Он скорее поверил бы, что изведенная придирками жена в сердцах толкнула коляску. Но Ирина была у соседки. Она подняла крик, когда вернулась и не обнаружила мужа на месте.
Севостьянов пошел домой. По дороге вспомнил, что хотел забрать дрель, которую Юрий одолжил неделю назад, и свернул к Забелиным.
Ему открыла Тамара.
Севостьянов поразился ее облику. Она выглядела как невеста в шаге от алтаря: разрумянившаяся, с сияющим взглядом.
– А, Василий! Здравствуй-здравствуй! Чем порадуешь?
Севостьянов хотел напомнить про дрель, но вместо этого сказал другое:
– Про Каблукова слышали?
– Ох, да! Не везет ему, бедняге! – Тамара скривила рот, удрученно покачала головой. – Ничего, в санатории его подлечат.
Севостьянов сделал шаг назад.
– Ты чего? – удивилась Тамара. – Забыл, зачем пришел?
Он не сводил с нее глаз. Эта детская радость, этот нежный румянец…
«Дождалась, когда Ирина уйдет. Подкралась к коляске. Каблуков спал. Сняла коляску с тормоза и чуть-чуть подтолкнула. Больше ей ничего не нужно было делать».
– Да что с тобой? – Тамара начала сердиться. – Или пьяный?
Севостьянову стоило промолчать, но он вместо этого сказал:
– Ты ведь за ручки взяла коляску, да? Значит, там остались твои отпечатки. Тогда тебя, Тамара, будут судить. Ты могла убить человека.

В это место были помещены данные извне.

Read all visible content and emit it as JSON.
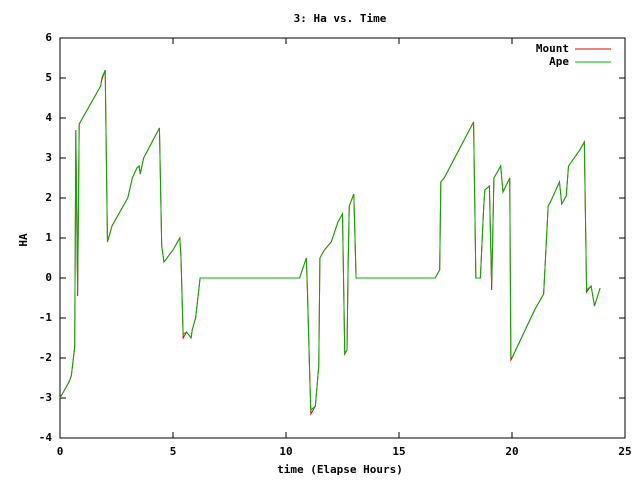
{
  "chart_data": {
    "type": "line",
    "title": "3: Ha vs. Time",
    "xlabel": "time (Elapse Hours)",
    "ylabel": "HA",
    "x": [
      0,
      0.4,
      0.5,
      0.65,
      0.7,
      0.78,
      0.85,
      0.9,
      1.5,
      1.8,
      1.85,
      2.0,
      2.1,
      2.3,
      3.0,
      3.2,
      3.4,
      3.5,
      3.55,
      3.7,
      4.4,
      4.5,
      4.6,
      5.0,
      5.3,
      5.35,
      5.45,
      5.6,
      5.8,
      5.85,
      6.0,
      6.2,
      10.6,
      10.9,
      10.95,
      11.05,
      11.1,
      11.3,
      11.45,
      11.5,
      11.6,
      11.7,
      12.0,
      12.3,
      12.5,
      12.6,
      12.7,
      12.75,
      12.8,
      13.0,
      13.1,
      16.6,
      16.8,
      16.85,
      17.0,
      18.3,
      18.4,
      18.6,
      18.75,
      18.8,
      19.0,
      19.1,
      19.2,
      19.5,
      19.6,
      19.9,
      19.95,
      20.0,
      21.0,
      21.4,
      21.6,
      21.7,
      22.1,
      22.2,
      22.4,
      22.5,
      23.0,
      23.2,
      23.3,
      23.5,
      23.65,
      23.9
    ],
    "series": [
      {
        "name": "Mount",
        "color": "#e00000",
        "values": [
          -3,
          -2.6,
          -2.45,
          -1.75,
          3.7,
          -0.45,
          3.85,
          3.9,
          4.5,
          4.8,
          4.95,
          5.2,
          0.9,
          1.3,
          2.0,
          2.5,
          2.75,
          2.8,
          2.6,
          3.0,
          3.75,
          0.8,
          0.4,
          0.7,
          1.0,
          0.55,
          -1.5,
          -1.35,
          -1.5,
          -1.3,
          -1.0,
          0,
          0,
          0.5,
          -0.4,
          -2.4,
          -3.4,
          -3.2,
          -2.2,
          0.5,
          0.6,
          0.7,
          0.9,
          1.4,
          1.6,
          -1.9,
          -1.8,
          0.35,
          1.8,
          2.1,
          0,
          0,
          0.2,
          2.4,
          2.5,
          3.9,
          0,
          0,
          1.8,
          2.2,
          2.3,
          -0.3,
          2.5,
          2.8,
          2.15,
          2.5,
          -2.05,
          -2.0,
          -0.8,
          -0.4,
          1.8,
          1.9,
          2.4,
          1.85,
          2.05,
          2.8,
          3.2,
          3.4,
          -0.35,
          -0.2,
          -0.7,
          -0.25
        ]
      },
      {
        "name": "Ape",
        "color": "#00b000",
        "values": [
          -3,
          -2.6,
          -2.45,
          -1.7,
          3.7,
          -0.4,
          3.85,
          3.9,
          4.5,
          4.8,
          5.0,
          5.2,
          0.9,
          1.3,
          2.0,
          2.5,
          2.75,
          2.8,
          2.6,
          3.0,
          3.75,
          0.8,
          0.4,
          0.7,
          1.0,
          0.6,
          -1.4,
          -1.35,
          -1.5,
          -1.3,
          -1.0,
          0,
          0,
          0.5,
          -0.3,
          -2.5,
          -3.3,
          -3.2,
          -2.2,
          0.5,
          0.6,
          0.7,
          0.9,
          1.4,
          1.6,
          -1.9,
          -1.8,
          0.4,
          1.8,
          2.1,
          0,
          0,
          0.2,
          2.4,
          2.5,
          3.9,
          0,
          0,
          1.8,
          2.2,
          2.3,
          -0.2,
          2.5,
          2.8,
          2.15,
          2.5,
          -2.0,
          -2.0,
          -0.8,
          -0.4,
          1.8,
          1.9,
          2.4,
          1.85,
          2.05,
          2.8,
          3.2,
          3.4,
          -0.3,
          -0.2,
          -0.7,
          -0.25
        ]
      }
    ],
    "xlim": [
      0,
      25
    ],
    "xticks": [
      0,
      5,
      10,
      15,
      20,
      25
    ],
    "ylim": [
      -4,
      6
    ],
    "yticks": [
      -4,
      -3,
      -2,
      -1,
      0,
      1,
      2,
      3,
      4,
      5,
      6
    ],
    "legend": "top-right"
  }
}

Она поменялась в лице. В глазах мелькнуло сомнение: Тамара вспоминала, бралась ли за ручки.
Это длилось не дольше двух секунд. Но за это время Севостьянов окончательно убедился, что его догадка верна.
Сомнение сменилось торжеством. И ему он тоже мгновенно нашел объяснение: нет, не бралась она за ручки, толкнула в спинку.

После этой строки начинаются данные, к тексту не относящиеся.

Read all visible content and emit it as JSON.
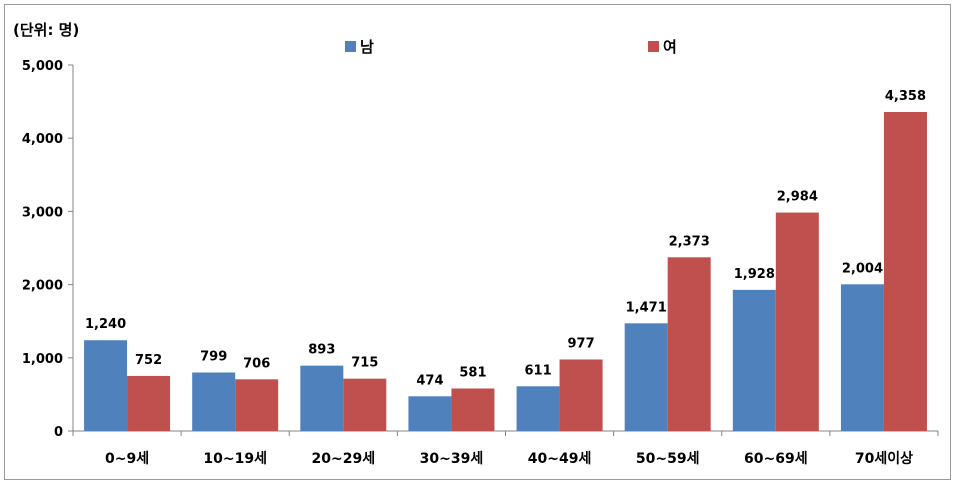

– Злые шутки у тебя, Василий, – упрекнула Тамара. – И сам ты злой!
– Из-за кошки… – медленно проговорил Севостьянов, вглядываясь в нее с любопытством и отвращением. – Из-за грядок своих… едва человека не угробила.
Тамара сморщила нос.
– Если бы хотела угробить, то не из-за грядок, – спокойно возразила она. – А потому что унизил он меня. Говорил как с дешевкой. Умный такой, безнаказанный. А боженька возьми да накажи его!

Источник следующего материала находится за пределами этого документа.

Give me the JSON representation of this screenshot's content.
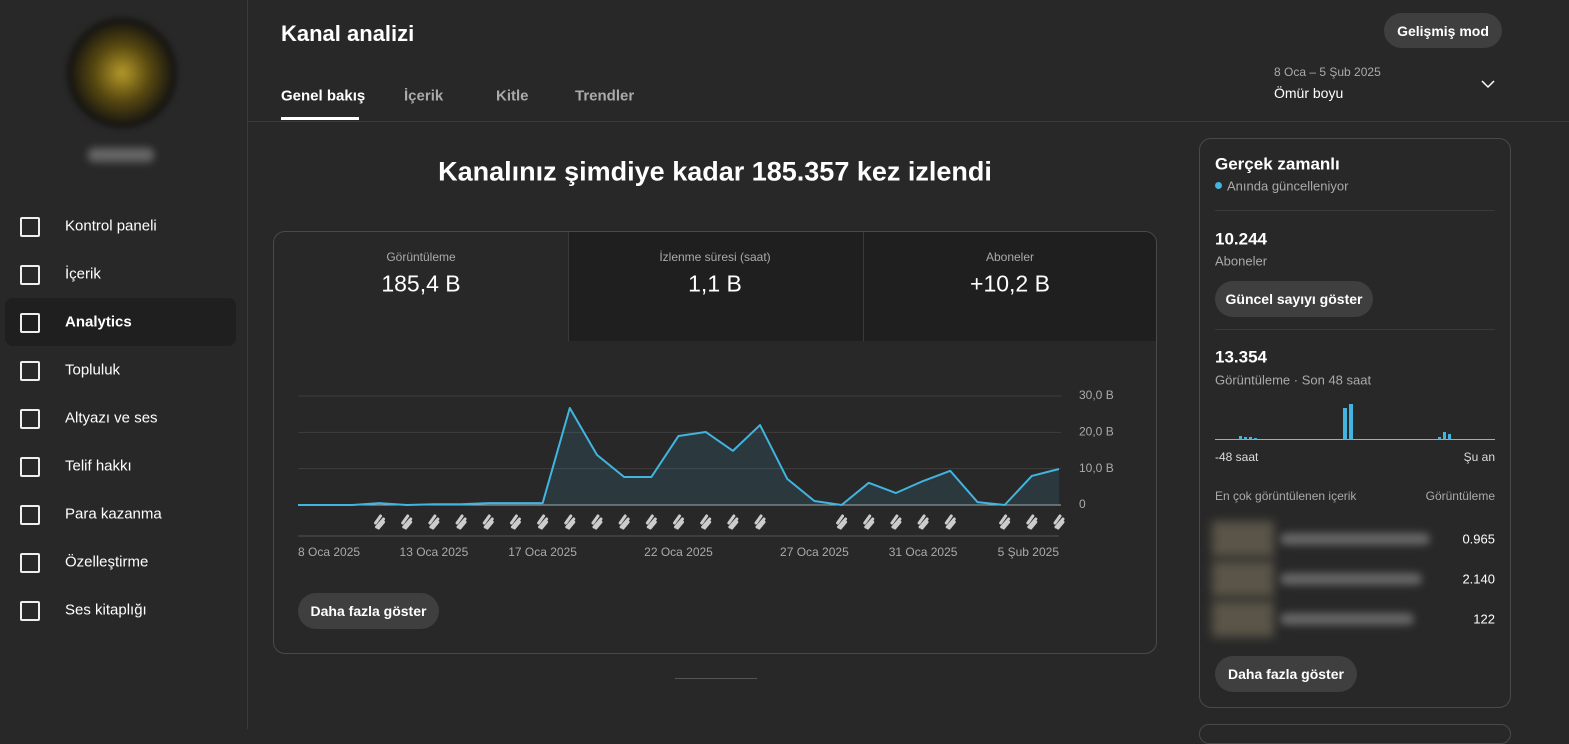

«Да ведь она совершенно безжалостная баба, – осознал Севостьянов. – Я, дурак, все приписывал ей прагматизм… А у нее просто ни сердца, ни совести. Натура такая: глухая и черная».
– Ты спихнула Каблукова в овраг, – повторил он.
Тамара поморщилась и махнула рукой:
– Иди, проспись! Не вздумай дома трепаться. Побереги жену.
Севостьянов отчетливо расслышал в ее голосе угрозу.
Когда Егор появился на пороге, Севостьянов охнул про себя. Только этого не хватало! У него налаженное дело, самогонный аппарат в сарае, кладовка заставлена бутылками… Придут искать пацана – весь бизнес накроется.
Он велел Егору сидеть тихо и не высовываться. Но тот, едва оклемавшись, смылся по своим делам. Севостьянов для себя решил так: убежище предоставит, накормить – накормит. На этом все. Он не подписывался нянчить чужих детей.
Но за пару дней – смешно сказать! – он как-то привык к мальчугану. Тот вел себя деликатно. Кидался помогать во всех делах. Утром одевался тихо-тихо, чтобы не разбудить хозяина. Не гремел посудой, не хлопал дверцей холодильника. В воскресенье Севостьянов проснулся рано и сквозь прищуренные веки наблюдал, как пацан ходит по дому – на цыпочках, осторожно, чтобы ни одна половица не скрипнула. Очень его это тронуло.